1 Introduction and Background Example 1. The horse raced past the barn. The human parsing mechanism is unlike standard computational parsers. When a human processes a sentence, he has a largely complete representation of the sentence up to the point he is currently reading [12]. Given Example 1, the reader at some point will fixate on the word raced. He will have already interpreted The horse as a noun phrase; while reading raced, he will determine that it is a verb phrase and that The horse is the actor and subject of raced. 2 Later, he will attach the prepositional phrase past the barn as the location of raced. The correct interpretation of Natural Language (NL) is the interpretation that a human produces. It is possible to generate this interpretation differently than humans do, but in general we have no system that does this. In parsing, we have no system that performs in the range of humans for correct parses in an open domain. Therefore, the human parsing mechanism (as explored by psycholinguists) can provide evidence to improve our parsers. Example 2.The horse raced past the barn fell. Left-to-right parsing with no postponement of attachment can inform work in language engineering; it can explain why Example 2 is difficult for a human to understand. It can also explain why center embedded constructions are difficult to understand. Virtually all NL parsing systems ignore this constraint, and give interpretations to sentences which humans do not interpret; all of the parsers described in [21] fall into this category. The Plink parser, which is described in this paper, reads left-to-right and keeps a largely complete representation of the sentence up to the point that is currently being read. 1 Middlesex University, London, NW4 4BT, UK. email: [email protected] 2 While the psycholinguistic literature may not agree on when these decisions

are made, this is a valid position with evidence to support it [12].

The Plink parser is a human-like parser. It is linear. It is robust. It generates exactly one interpretation. Plink is based on deterministic parsing because near-determinism is an essential feature of humanlike parsers [12]. Furthermore, many parsing decisions have been based on our understanding of how the human parser works. However, Plink is not currently a complete model of human parsing. Additionally, the Plink parser is meant to be used in current Text Engineering applications. While Plink can be used to parse just “grammatical” sentences, robust parsing techniques are readily incorporated into Plink, making it even more useful; these techniques are incorporated into the system described in this paper. To evaluate its effectiveness, Plink has been measured on current parsing metrics and performs well on these. This paper first discusses the basic parsing mechanism. The power of the system comes from the interaction between sophisticated grammar rules and grammar rule selection heuristics, which are explained next. Parsing systems should parse robustly, and Plink’s ability to do this is described next. After this, results on two popular parsing metrics are discussed. The paper concludes with a discussion of heuristics and the future work on the system, and a discussion of the ramifications of this system.
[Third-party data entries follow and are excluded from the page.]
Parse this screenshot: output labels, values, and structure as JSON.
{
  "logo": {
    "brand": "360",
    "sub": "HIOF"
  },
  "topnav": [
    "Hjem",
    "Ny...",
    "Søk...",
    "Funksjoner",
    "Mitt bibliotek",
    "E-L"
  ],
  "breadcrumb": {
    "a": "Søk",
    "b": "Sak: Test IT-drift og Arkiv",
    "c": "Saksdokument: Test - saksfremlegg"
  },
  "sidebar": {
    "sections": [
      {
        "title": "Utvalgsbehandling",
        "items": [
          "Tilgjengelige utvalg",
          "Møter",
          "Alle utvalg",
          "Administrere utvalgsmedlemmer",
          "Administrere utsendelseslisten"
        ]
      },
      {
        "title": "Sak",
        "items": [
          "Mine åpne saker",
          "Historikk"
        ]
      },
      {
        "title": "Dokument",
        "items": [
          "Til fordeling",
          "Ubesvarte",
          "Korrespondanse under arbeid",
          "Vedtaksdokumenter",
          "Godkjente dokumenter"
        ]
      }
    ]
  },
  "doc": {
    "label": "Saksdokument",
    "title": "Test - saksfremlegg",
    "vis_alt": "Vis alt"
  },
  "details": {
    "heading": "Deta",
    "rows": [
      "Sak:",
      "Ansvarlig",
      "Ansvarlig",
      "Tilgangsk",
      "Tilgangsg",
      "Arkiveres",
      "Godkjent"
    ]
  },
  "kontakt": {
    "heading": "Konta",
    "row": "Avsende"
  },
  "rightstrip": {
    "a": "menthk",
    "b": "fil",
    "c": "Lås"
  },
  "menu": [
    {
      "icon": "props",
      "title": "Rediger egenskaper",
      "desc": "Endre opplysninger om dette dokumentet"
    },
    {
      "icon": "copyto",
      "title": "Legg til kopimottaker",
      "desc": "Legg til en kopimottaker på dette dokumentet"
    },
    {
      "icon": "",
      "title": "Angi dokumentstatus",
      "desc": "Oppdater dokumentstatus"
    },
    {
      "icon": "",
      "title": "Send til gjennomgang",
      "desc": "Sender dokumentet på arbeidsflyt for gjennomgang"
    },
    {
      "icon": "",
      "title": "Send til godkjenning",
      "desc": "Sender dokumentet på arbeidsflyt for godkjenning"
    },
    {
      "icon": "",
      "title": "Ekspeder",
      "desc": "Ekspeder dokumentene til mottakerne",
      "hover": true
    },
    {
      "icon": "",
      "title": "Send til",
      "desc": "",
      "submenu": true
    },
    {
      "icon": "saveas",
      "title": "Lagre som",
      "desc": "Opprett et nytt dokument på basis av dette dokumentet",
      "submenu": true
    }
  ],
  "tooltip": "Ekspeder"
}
2 Plink Plink is a deterministic parser using a complex grammar. The Plink parsing mechanism is similar to the Parsifal [15] and Fidditch [9] parsers. Plink differs from these parsers by using a more sophisticated grammar rule selection mechanism. This mechanism can take advantage of semantics as well as syntax. If a parsing decision can be made based on the existing constituents, it is made; if not the decision is delayed. However, the decision is only temporarily delayed, and if an ambiguity exists after more processing, a parsing decision is forced. This allows it to function in real-world domains. While it may give interpretation to only grammatical sentences, it can easily incorporate robust parsing. The system described in this paper parses robustly.

2.1 Basic Parsing Mechanism The Plink parsing mechanism is a simple stack based parser. Its power comes from the manner in which the grammar is written, and from grammar rule selection heuristics that inspect the partial parse up to the current word. The basic mechanism is an LR parsing mechanism [1]. A new word is pushed onto the stack. Rules are applied to the stack and it is modified. When appropriate, the next new word is pushed onto the stack. Pushing a new word onto the stack is akin to a human focusing on the word. At this stage, work on previous constituents can be completed and work can be done on the current word.

Plink does occasionally fail to parse a sentence. Some things may be added to guarantee a complete parse (see section 3), but this does not guarantee a correct parse. This seems to be a fatal problem until it is noted that humans sometimes fail to parse sentences. Example 2 is a garden path sentence which people can not normally parse 3 . This simple stack based parsing mechanism, when driven by a good grammar and grammar rule selection heuristics, functions much like the human parsing mechanism. The key is to keep a small number of elements on the stack. These elements represent the partial parse of the sentence up to and including the current word.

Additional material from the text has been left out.